Music bio pics are rarely masterpieces, and while “Love & Mercy” is itself a fine movie, it’s not the entry in to the long library in the sub-genre that’s changed my mind about music bio pics just yet. Much like previous films about musical geniuses, the film gets lost in a miasma of pit falls, including the inability to balance the story of the musician and the story of the man himself. So we’re thrust back and forth in to what ends as a flawed, but above average tale about mental illness, and the creation of art. “Love & Mercy” takes the concept of the bio pic above the norm, focusing on Brian Wilson, the founder of the Beach Boys through two stages of his life. One as a young man, and through his perils as a middle aged man. In both stages he’s enduring the horrors of mental illness and is systematically being victimized by someone in his life that he finds incapable of escaping.

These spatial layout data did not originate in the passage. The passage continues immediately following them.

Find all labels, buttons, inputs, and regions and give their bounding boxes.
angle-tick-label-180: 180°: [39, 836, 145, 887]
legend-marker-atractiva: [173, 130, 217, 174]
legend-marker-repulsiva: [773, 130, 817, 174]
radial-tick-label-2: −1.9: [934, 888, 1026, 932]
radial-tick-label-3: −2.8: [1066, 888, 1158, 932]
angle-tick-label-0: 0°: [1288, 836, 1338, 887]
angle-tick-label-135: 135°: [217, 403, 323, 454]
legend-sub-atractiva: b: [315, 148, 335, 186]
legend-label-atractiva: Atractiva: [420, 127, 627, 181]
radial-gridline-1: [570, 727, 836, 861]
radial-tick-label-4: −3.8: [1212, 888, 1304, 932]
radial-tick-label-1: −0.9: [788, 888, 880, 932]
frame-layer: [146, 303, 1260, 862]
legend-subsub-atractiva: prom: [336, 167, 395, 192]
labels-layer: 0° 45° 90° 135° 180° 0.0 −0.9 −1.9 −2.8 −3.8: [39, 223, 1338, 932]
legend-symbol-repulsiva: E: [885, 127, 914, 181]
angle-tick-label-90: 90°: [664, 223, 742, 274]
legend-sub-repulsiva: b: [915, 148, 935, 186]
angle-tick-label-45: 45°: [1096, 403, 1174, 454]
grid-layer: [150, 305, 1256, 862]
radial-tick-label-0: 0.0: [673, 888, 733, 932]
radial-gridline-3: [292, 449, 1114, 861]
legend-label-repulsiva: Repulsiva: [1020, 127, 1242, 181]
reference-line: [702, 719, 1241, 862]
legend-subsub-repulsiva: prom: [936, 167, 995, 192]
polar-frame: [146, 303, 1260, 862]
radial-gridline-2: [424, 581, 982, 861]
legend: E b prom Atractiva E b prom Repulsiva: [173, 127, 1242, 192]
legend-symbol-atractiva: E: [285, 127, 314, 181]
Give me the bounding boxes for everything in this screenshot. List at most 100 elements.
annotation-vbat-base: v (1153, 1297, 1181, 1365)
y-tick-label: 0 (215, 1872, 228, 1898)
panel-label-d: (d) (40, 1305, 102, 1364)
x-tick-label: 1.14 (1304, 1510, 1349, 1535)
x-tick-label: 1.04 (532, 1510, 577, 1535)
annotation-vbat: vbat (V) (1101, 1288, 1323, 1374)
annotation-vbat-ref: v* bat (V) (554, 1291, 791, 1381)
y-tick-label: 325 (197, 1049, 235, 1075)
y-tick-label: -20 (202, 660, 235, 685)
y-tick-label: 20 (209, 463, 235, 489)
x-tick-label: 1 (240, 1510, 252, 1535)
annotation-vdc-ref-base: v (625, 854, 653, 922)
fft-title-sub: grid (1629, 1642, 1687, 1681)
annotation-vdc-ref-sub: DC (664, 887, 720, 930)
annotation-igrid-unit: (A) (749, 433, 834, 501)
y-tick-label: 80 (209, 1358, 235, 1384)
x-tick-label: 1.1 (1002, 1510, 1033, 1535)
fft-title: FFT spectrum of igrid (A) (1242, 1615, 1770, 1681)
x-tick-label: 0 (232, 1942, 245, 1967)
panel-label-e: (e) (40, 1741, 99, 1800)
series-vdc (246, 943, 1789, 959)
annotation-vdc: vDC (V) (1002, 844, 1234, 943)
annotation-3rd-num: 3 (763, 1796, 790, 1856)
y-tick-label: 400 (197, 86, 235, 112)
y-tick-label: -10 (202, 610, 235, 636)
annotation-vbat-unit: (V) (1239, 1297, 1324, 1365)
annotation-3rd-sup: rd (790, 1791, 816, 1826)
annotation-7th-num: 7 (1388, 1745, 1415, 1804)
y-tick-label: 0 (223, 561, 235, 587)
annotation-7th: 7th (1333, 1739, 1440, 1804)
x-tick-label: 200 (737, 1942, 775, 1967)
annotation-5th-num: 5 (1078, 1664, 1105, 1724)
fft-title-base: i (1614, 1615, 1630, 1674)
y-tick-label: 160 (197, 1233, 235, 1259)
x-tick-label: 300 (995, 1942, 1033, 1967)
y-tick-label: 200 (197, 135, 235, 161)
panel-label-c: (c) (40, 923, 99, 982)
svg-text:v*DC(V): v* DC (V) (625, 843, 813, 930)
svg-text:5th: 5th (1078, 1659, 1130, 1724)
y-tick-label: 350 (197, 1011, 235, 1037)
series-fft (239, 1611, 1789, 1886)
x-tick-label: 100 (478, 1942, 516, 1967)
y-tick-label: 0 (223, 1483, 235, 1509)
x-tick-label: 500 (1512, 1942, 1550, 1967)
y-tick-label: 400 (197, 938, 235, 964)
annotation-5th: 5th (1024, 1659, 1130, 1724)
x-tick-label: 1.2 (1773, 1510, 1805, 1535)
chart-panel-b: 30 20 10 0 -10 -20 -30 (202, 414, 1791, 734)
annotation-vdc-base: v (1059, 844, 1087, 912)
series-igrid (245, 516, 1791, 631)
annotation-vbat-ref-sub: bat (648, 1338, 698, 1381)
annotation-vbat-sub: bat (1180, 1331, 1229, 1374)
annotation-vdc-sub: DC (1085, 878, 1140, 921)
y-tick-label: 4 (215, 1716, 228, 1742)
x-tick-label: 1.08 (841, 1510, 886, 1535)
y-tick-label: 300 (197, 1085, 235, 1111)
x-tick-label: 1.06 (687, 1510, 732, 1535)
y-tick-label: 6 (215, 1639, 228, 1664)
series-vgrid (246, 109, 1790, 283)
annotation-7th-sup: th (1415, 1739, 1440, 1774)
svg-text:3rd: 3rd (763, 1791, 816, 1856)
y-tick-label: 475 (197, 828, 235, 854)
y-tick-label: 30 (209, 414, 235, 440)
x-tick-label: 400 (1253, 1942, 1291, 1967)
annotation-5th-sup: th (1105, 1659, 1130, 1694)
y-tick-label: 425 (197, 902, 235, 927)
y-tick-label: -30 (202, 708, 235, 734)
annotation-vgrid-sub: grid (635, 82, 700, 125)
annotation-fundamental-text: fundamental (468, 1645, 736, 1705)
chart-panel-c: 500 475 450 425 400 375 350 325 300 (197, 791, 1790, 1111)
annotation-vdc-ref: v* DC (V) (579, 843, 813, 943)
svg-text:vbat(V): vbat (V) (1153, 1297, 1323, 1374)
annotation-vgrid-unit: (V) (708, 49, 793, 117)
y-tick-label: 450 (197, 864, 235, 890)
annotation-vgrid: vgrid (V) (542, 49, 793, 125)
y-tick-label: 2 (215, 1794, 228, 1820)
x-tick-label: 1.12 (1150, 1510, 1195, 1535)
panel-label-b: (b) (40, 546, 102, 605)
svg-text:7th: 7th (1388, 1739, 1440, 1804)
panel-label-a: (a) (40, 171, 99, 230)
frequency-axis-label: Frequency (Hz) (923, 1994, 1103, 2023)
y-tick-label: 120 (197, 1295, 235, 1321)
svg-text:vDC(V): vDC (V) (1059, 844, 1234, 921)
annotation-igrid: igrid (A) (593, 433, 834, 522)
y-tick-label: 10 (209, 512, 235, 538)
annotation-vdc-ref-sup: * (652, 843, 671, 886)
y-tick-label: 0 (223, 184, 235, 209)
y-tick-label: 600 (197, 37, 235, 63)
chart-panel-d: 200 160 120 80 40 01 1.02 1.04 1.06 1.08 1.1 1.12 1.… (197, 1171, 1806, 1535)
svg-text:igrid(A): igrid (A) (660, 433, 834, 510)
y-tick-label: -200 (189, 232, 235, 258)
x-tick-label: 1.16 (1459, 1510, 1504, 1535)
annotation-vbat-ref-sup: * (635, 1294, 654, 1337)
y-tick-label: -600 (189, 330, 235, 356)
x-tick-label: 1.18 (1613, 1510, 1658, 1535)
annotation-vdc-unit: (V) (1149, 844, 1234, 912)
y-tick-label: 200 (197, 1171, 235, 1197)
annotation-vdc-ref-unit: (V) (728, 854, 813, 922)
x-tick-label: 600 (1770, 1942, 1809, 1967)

“Love & Mercy” pictures Wilson as someone manipulated and exploited for his musical gift, and given a life as a mule for easy cash by folks that claimed to love and appreciate him. Perhaps the most compelling footage involves Wilson’s efforts to create “Pet Sounds,” and how he envisioned it as the perfect album after being pressured to compete with the Beatles. The idea behind Pet Sounds is a grueling one, as only a seed of doubt is planted in Wilson’s head, which bring him and his fellow band mates in to a torturous creative process that Brian has difficulty accomplishing. He is at most times a perfectionist hell bent on creating incredible music, but he is also doing battle with his mental illness, which refuses to relieve the pressure of providing his band mates with the best music he can muster up. There is even an aggravating sequence where in Wilson tries to train a group of cellists to produce the proper chords for “Good Vibrations” he inevitably sparks a temper fueled outburst by Mike Love.
Paul Dano’s performance as young Wilson is absolutely amazing and worthy of an award, mainly because he perfectly exemplifies the ups and downs of mental illness that only torments him the further he’s victimized by his abusive father. Wilson’s passionate and endless sessions to create music for “Pet Sounds” are mind blowing and Pohlad depicts the recording room as something of a metaphorical sanitarium and sanctuary where Wilson is serene among the padded walls, and drives everyone to the brink of madness by trying to cure his own restlessness. Pohlad depicts the recording sessions as surreal with unusual wide shots and pans that depict Wilson’s own uncomfortable madness. John Cusack is also incredible as the increasingly vulnerable Wilson who is surrounded by ghouls anxiously trying to pick off his success and wealth, to the point where he pretends to buy a car just to evade their ever intrusive presences.
As an older Wilson, Cusack beautifully portrays a victim who is stuck in his world with no idea how to escape. As time goes on he’s not even sure he has the strength to. His bond with Melinda Ledbetter (a strong turn by Elizabeth Banks) is his only means of escape, as she finds immense love for Wilson and his painful life, and makes it her mission to help him break from the clutches of Giamatti’s Eugene Landy and his incredibly terrifying influence. As a picture of mental illness, director Bill Pohlad’s film aces the horrors of enduring the disease, and how it can constantly stifle both romantic and personal relationships. It may not perfect the formula of balancing the picture of genius and the artist’s personal life, but it succeeds as a grueling and emotional tale of a mentally ill man held hostage, and inevitably rescued by the love of his life.